A public information officer at the Sacramento Metro Fire District confirmed that “The hard work that the Forest Service has done to pull out those [ground] fuels and basically clean up the forest in that area made stops that have absolutely helped.”


However despite all of this, since August of this year a national moratorium on managed wildfires has been put in place, as well as stricter rules on prescribed fires. This decision hasn’t been without its detractors: over 40 scientists have signed a letter in protest at the policy.


Herein lies the problem: although prescribed and cool burns can both help to prevent wildfires from starting in the first place, and restrict their spread once they have started, there are many people who are completely against the idea of burning the brush and dead vegetation that accumulates in unmanaged moorland and forest areas.

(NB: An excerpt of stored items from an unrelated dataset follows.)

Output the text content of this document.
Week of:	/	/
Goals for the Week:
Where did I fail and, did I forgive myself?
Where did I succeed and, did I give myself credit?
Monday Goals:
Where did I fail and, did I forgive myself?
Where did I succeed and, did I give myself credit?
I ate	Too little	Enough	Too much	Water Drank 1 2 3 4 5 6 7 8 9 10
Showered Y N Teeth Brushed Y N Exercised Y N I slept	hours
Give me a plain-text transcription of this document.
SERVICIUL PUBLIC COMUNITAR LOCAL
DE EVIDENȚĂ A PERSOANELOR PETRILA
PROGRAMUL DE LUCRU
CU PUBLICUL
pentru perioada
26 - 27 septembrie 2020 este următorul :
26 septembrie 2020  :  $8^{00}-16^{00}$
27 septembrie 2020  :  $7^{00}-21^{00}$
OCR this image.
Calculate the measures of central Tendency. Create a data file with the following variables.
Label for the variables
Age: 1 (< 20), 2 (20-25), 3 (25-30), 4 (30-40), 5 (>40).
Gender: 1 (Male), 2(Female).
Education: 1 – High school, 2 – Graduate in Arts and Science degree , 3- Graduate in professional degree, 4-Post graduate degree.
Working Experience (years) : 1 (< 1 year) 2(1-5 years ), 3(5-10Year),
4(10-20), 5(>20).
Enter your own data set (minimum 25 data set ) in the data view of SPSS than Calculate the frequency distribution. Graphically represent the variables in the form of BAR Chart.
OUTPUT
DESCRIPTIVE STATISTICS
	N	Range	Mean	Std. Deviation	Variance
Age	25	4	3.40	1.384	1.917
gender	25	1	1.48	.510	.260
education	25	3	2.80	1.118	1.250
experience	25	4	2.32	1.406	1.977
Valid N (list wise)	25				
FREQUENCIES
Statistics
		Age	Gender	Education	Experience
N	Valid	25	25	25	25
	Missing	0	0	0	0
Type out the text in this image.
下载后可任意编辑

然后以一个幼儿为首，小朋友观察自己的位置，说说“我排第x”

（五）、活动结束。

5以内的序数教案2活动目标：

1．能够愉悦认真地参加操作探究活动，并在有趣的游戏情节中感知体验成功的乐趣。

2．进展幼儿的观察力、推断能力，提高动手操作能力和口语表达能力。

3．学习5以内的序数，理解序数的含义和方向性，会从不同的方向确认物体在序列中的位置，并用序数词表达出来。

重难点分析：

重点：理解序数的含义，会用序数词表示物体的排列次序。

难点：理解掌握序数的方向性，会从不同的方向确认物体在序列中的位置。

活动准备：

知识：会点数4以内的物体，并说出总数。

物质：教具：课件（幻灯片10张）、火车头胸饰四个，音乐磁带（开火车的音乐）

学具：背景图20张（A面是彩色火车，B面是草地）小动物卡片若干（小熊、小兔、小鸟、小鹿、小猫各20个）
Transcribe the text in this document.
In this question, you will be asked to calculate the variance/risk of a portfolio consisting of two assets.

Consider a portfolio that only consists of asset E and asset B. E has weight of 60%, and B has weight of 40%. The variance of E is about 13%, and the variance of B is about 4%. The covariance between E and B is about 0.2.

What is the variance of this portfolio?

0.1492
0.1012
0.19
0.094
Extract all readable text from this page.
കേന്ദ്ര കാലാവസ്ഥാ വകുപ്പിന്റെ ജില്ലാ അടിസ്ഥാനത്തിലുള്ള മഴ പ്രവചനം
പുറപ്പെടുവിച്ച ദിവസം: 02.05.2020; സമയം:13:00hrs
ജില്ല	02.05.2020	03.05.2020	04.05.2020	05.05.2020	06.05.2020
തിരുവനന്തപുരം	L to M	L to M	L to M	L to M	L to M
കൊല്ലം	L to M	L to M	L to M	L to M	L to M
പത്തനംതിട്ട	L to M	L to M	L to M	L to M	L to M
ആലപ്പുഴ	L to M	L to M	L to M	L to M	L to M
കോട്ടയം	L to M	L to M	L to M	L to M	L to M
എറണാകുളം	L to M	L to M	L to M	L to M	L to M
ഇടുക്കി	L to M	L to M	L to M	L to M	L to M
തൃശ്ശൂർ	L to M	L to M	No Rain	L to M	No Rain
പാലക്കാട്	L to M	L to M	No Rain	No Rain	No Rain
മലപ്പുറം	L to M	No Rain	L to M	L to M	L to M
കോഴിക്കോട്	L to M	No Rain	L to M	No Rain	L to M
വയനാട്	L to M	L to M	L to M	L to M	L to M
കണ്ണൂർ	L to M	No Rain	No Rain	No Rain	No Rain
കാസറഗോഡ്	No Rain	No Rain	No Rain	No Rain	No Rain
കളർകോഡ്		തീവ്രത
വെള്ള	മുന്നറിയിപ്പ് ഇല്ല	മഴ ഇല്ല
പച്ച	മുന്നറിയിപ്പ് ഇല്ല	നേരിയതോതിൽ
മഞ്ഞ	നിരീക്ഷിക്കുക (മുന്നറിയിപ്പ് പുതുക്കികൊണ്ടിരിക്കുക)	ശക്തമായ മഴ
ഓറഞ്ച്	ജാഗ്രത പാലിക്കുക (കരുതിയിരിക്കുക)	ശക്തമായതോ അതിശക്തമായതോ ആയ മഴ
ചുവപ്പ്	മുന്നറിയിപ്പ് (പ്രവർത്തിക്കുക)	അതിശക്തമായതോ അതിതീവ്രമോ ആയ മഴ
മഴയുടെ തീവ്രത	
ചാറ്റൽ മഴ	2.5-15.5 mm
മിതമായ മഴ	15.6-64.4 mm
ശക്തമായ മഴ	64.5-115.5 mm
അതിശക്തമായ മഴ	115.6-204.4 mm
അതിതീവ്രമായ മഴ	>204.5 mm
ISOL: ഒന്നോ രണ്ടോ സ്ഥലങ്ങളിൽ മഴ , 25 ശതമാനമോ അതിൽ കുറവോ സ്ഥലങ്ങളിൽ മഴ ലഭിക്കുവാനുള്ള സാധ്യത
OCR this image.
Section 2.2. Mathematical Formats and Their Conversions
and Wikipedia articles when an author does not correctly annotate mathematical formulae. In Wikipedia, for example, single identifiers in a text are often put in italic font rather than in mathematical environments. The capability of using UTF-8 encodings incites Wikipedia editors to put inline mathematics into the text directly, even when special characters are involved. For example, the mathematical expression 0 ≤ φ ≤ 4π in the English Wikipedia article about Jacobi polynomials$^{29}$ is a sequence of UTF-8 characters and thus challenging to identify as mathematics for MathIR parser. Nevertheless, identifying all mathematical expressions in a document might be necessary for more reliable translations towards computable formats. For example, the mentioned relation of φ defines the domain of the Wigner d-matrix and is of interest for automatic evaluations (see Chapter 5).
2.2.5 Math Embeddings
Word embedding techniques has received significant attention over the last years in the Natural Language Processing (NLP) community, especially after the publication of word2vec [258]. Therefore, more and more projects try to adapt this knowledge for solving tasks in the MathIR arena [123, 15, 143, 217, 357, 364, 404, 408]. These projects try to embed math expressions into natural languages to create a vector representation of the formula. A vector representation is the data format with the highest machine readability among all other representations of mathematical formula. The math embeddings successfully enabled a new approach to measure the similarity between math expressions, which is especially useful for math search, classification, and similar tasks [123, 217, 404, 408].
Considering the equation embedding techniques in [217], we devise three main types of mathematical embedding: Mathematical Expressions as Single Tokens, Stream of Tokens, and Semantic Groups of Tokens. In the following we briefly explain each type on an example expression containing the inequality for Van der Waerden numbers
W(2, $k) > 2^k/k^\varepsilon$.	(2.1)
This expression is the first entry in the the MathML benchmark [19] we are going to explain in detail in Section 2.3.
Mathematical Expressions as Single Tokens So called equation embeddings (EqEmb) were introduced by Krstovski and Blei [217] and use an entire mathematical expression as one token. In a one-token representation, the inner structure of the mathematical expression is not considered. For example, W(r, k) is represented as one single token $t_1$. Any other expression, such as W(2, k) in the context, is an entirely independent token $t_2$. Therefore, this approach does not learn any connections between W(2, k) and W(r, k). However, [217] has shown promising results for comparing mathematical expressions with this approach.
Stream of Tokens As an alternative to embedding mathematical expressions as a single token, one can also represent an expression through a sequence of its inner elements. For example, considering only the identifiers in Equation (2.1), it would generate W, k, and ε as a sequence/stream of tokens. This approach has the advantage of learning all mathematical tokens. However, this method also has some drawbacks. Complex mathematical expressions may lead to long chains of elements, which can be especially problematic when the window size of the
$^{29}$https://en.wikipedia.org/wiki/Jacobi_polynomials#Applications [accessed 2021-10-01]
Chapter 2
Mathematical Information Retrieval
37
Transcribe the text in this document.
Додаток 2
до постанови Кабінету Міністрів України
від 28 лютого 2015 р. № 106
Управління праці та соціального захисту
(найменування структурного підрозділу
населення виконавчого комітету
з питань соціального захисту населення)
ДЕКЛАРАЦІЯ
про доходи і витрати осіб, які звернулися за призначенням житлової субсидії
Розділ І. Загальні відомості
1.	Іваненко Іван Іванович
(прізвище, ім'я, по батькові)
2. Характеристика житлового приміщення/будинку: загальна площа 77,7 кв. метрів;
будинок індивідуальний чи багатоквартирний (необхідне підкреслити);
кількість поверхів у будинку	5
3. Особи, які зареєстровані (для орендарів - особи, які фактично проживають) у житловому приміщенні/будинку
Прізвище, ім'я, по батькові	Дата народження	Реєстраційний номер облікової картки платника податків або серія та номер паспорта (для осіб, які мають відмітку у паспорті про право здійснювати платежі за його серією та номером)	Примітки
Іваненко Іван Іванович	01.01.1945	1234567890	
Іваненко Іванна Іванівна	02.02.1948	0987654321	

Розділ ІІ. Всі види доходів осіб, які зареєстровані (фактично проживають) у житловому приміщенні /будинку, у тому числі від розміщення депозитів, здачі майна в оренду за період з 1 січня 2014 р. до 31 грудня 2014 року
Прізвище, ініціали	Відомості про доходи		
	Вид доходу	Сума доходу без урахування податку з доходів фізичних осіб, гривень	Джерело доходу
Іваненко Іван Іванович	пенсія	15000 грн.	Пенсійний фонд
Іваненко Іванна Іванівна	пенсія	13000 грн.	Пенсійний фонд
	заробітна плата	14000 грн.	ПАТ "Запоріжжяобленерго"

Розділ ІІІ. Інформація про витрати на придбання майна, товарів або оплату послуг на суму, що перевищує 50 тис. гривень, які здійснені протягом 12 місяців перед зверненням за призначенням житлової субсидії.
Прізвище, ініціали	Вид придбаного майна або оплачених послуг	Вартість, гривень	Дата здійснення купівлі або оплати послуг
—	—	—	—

Similarly in the Guardian, Greece's former finance minister Yanis Varoufakis argued that burning was vital for the prevention of wildfires, pointing out how 'fire is a natural ally of Mediterranean pine forests. It helps clear the ground of old trees and allows young ones to prosper. By helping themselves to the wood daily and by employing tactical burning every spring, villagers once prevented these fires from running amok.'


What will it take for people to sit up and listen; to appreciate that without managing the problem of excess fuel load through burning, wildfires will continue to devastate the landscape and kill thousands of people – let alone animals – every year? For thousands of year managed burning has been a vital tool used by people across the globe to stop their homes literally going up in smoke. Whether on the uplands of Yorkshire or the forests of California or Australia, burning is a vital tool. Without it, the devastation will simply continue year after year.